Update: Schwa denies clemency with the blandest of statements.
“After studying the evidence, searching the history, listening to the arguments and wrestling with the profound consequences, I could find no justification for granting clemency.”
Update: Another Schwa quote:
“Is Williams’ redemption complete and sincere, or is it just a hollow promise?” Schwarzenegger wrote less than 12 hours before the execution. “Without an apology and atonement for these senseless and brutal killings, there can be no redemption.”
How does a guy who maintained his innocence from the start plead for clemency from a system that demands a confession?
In the WELL, where I hang out with a lot of smart people in a variety of professions, we have a criminal defense lawyer raging bitterly about the use of “jailhouse snitches” in trials:
I fucking HATE jailhouse snitch convictions. Jailhouse informants should not even be allowed to testify unless the judge informs the jury both before and after the testimony, and again at the end of the trial, that those asshole rats have “a motive to lie,” as some requested defense jury instructions say. They only do that regularly in Canada. But in federal court you can sometimes get a milder instruction — BUT ONLY IF YOU ASK FOR IT. Having read many, many trial transcripts over the past 20 years or so, it seems to me that too many so-called defense lawyers are too ignorant or
too chickenshit to at least ask for such an instruction.
On that basis alone, the death penalty should be eliminated. Too many people with too much to gain from pressing ahead despite doubts, coercion, and exculpatory evidence.
Again, I don’t know the details of the Williams case so I can’t decide whether or not he deserves to die. But I know I don’t want the state deciding that. Put him away for life if that’s what the jury decides, but that should be the limit of what is done in our name.
As my friend Emily said, “the state should not have the power to kill people until/unless we have a perfect justice system.”

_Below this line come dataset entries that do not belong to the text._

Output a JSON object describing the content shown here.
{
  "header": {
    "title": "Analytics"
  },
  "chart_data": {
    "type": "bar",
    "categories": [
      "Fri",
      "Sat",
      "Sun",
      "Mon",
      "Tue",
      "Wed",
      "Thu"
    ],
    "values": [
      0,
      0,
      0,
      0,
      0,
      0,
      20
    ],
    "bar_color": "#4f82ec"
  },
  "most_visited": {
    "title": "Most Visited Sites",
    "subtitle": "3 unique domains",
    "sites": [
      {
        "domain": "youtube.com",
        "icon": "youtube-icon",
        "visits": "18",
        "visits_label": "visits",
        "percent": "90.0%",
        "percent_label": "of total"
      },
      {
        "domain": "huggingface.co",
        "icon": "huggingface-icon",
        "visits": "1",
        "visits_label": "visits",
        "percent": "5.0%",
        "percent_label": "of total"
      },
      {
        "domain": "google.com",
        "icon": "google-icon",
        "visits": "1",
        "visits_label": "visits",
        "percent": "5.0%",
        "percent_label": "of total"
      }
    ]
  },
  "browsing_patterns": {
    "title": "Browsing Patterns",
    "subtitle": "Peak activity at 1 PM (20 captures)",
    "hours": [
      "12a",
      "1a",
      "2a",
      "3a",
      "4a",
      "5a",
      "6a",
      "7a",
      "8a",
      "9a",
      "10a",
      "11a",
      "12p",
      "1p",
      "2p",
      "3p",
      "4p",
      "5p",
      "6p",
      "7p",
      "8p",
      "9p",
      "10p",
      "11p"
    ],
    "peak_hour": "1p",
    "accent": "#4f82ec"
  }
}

Like Pokie the Punisher says “We teach people that killing is wrong by killing people.” How can anyone not scratch their head over the irony. I don’t believe that mitigating circumstances should ever come to play. It is just wrong to kill – plain and simple. And if there is a chance that even ONE innocent person (and we know there is more) can, will or was put to death, that should be reason enough to stop the whole damn thing.
Most people don’t know that is also costs LESS to keep a man in prison for life than it does to put him to death. Appeals cost taxpayers incredible amounts of cash and ties up courts for years. They clog the system which desperately needs a plunger anyway.
Sometimes I wonder if the “correctional system” just doesn’t want to make more room. Afterall, it is just one big money making machine. More workers to pay $1 an hour (if they have a GOOD job), more contracts to builders, suppliers, all the way down to commissary and phone contracts. It’s really quite disgusting. Very little correction going on here.
Guilty or innocent Tookie, I pray for you tonight and I am sorry “we” have convinced the nation that your life is not worth living. Even worse, that we have the right to take it.
Peace………….
I’ve never commented in a blog before, but for some reason felt compelled to comment here. I’ve always felt that the circumstances of our births and our deaths are predetermined, based on what’s gone before. It’s what’s done in between those events that’s left up to our free will, to determine what will come next. From the recent interviews I’ve been reading online today, I get the feeling Tookie is figuring that out as well. The planet is a school, he’s learned what he can this semester, and can come back and go to the next grade.
The fact of there being a Death Penalty as his means of dying after being involved with killing others is part of his curriculum. He seems like the kind of guy that’s really gonna learn a lot this lifetime. And that’s saying quite a bit for any life.